BACKGROUND: We searched for any relationship between Chlamydophila pneumoniae, Mycoplasma pneumoniae, matrix metalloproteinase 9 (MMP-9), and tissue inhibitor of metalloproteinase 1 (TIMP-1) in aneurysmatic atherosclerotic lesions, and whether this relationship differed from that in atherosclerotic nonaneurysmatic lesions. METHODS: Twenty-eight tissue samples paired by age and sex were grouped as follows: group 1 included 14 nonaneurysmal atherosclerotic fragments obtained from abdominal aortas collected from necropsies; group 2 included 14 aneurysmatic atherosclerotic aortic fragments obtained from patients during corrective surgery. Immunohistochemistry reactions were evaluated for C pneumoniae, M pneumoniae, MMP-9, and TIMP-1 antigens. Both groups were compared using the Mann-Whitney test, and the correlations among variables were obtained using the Spearman correlation test. P ≤ 0.05 was considered statistically significant. RESULTS: C pneumoniae and M pneumoniae antigens were detected in 100% of cases. A higher amount of C pneumoniae (P = 0.005), M pneumoniae (P = 0.002), and MMP-9 (P = 0.021) was found in adventitia of group 2 with aneurysm.

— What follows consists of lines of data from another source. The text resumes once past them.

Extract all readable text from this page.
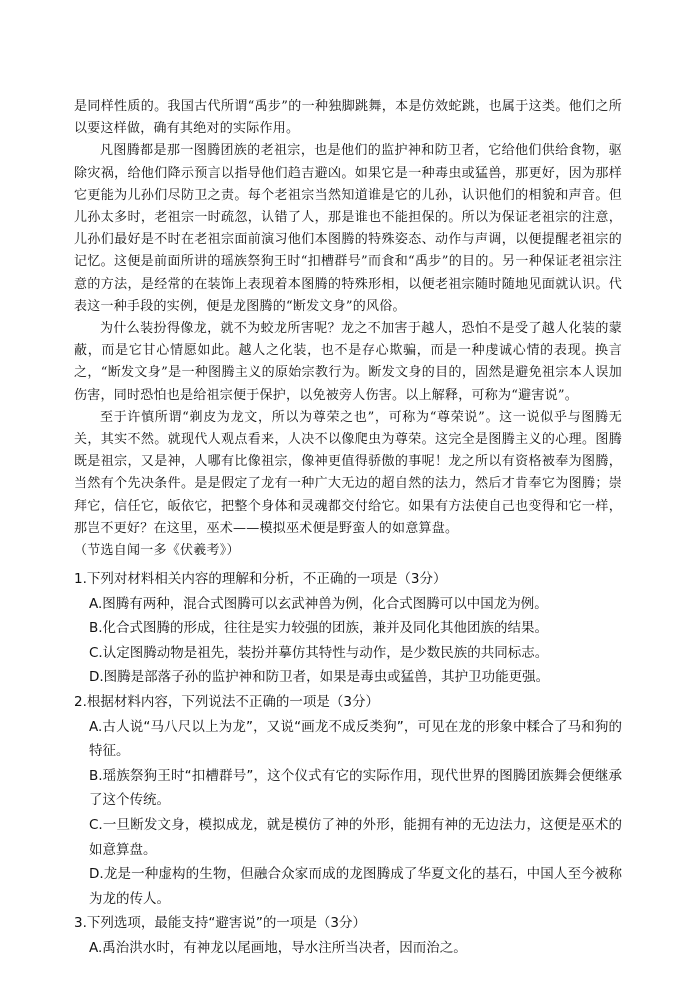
是同样性质的。我国古代所谓“禹步”的一种独脚跳舞，本是仿效蛇跳，也属于这类。他们之所以要这样做，确有其绝对的实际作用。

凡图腾都是那一图腾团族的老祖宗，也是他们的监护神和防卫者，它给他们供给食物，驱除灾祸，给他们降示预言以指导他们趋吉避凶。如果它是一种毒虫或猛兽，那更好，因为那样它更能为儿孙们尽防卫之责。每个老祖宗当然知道谁是它的儿孙，认识他们的相貌和声音。但儿孙太多时，老祖宗一时疏忽，认错了人，那是谁也不能担保的。所以为保证老祖宗的注意，儿孙们最好是不时在老祖宗面前演习他们本图腾的特殊姿态、动作与声调，以便提醒老祖宗的记忆。这便是前面所讲的瑶族祭狗王时“扣槽群号”而食和“禹步”的目的。另一种保证老祖宗注意的方法，是经常的在装饰上表现着本图腾的特殊形相，以便老祖宗随时随地见面就认识。代表这一种手段的实例，便是龙图腾的“断发文身”的风俗。

为什么装扮得像龙，就不为蛟龙所害呢？龙之不加害于越人，恐怕不是受了越人化装的蒙蔽，而是它甘心情愿如此。越人之化装，也不是存心欺骗，而是一种虔诚心情的表现。换言之，“断发文身”是一种图腾主义的原始宗教行为。断发文身的目的，固然是避免祖宗本人误加伤害，同时恐怕也是给祖宗便于保护，以免被旁人伤害。以上解释，可称为“避害说”。

至于许慎所谓“剃皮为龙文，所以为尊荣之也”，可称为“尊荣说”。这一说似乎与图腾无关，其实不然。就现代人观点看来，人决不以像爬虫为尊荣。这完全是图腾主义的心理。图腾既是祖宗，又是神，人哪有比像祖宗，像神更值得骄傲的事呢！龙之所以有资格被奉为图腾，当然有个先决条件。是是假定了龙有一种广大无边的超自然的法力，然后才肯奉它为图腾；崇拜它，信任它，皈依它，把整个身体和灵魂都交付给它。如果有方法使自己也变得和它一样，那岂不更好？在这里，巫术——模拟巫术便是野蛮人的如意算盘。

（节选自闻一多《伏羲考》）

1.下列对材料相关内容的理解和分析，不正确的一项是（3分）

A.图腾有两种，混合式图腾可以玄武神兽为例，化合式图腾可以中国龙为例。

B.化合式图腾的形成，往往是实力较强的团族，兼并及同化其他团族的结果。

C.认定图腾动物是祖先，装扮并摹仿其特性与动作，是少数民族的共同标志。

D.图腾是部落子孙的监护神和防卫者，如果是毒虫或猛兽，其护卫功能更强。

2.根据材料内容，下列说法不正确的一项是（3分）

A.古人说“马八尺以上为龙”，又说“画龙不成反类狗”，可见在龙的形象中糅合了马和狗的特征。

B.瑶族祭狗王时“扣槽群号”，这个仪式有它的实际作用，现代世界的图腾团族舞会便继承了这个传统。

C.一旦断发文身，模拟成龙，就是模仿了神的外形，能拥有神的无边法力，这便是巫术的如意算盘。

D.龙是一种虚构的生物，但融合众家而成的龙图腾成了华夏文化的基石，中国人至今被称为龙的传人。

3.下列选项，最能支持“避害说”的一项是（3分）

A.禹治洪水时，有神龙以尾画地，导水注所当决者，因而治之。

A positive correlation was found in the aneurysm group, as follows: intima C pneumoniae versus adventitia thickness (r = 0.70; P = 0.01), media C pneumoniae versus adventitia C pneumoniae (r = 0.75; P = 0.002), intima C pneumoniae versus media C pneumoniae (r = 0.8; P = 0.00), and adventitia C pneumoniae versus intima M pneumoniae (r = 0.54; P = 0.05); negative correlations were as follows: adventitia thickness and adventitia M pneumoniae (r = -0.65; P = 0.01), media MMP-9 and media thickness (r = -0.55; P = 0.04), TIMP-1 media versus adventitia C pneumoniae (r = -0.86; P = 0.00), and TIMP-1 media versus M pneumoniae intima (r = -0.67; P = 0.03). Nonaneurysmal atherosclerotic group 1 results are as follows: adventitia C pneumoniae versus TIMP-1 media (r = 0.75; P = 0.01) and media C pneumoniae and adventitia C pneumoniae (r = 0.59; P = 0.03). CONCLUSIONS: The present work favors a role for coinfection of both M pneumoniae and C pneumoniae in the development of aortic atherosclerotic aneurysm, with increased adventitial inflammation, inhibition of TIMP-1 activity, and increased collagen degradation.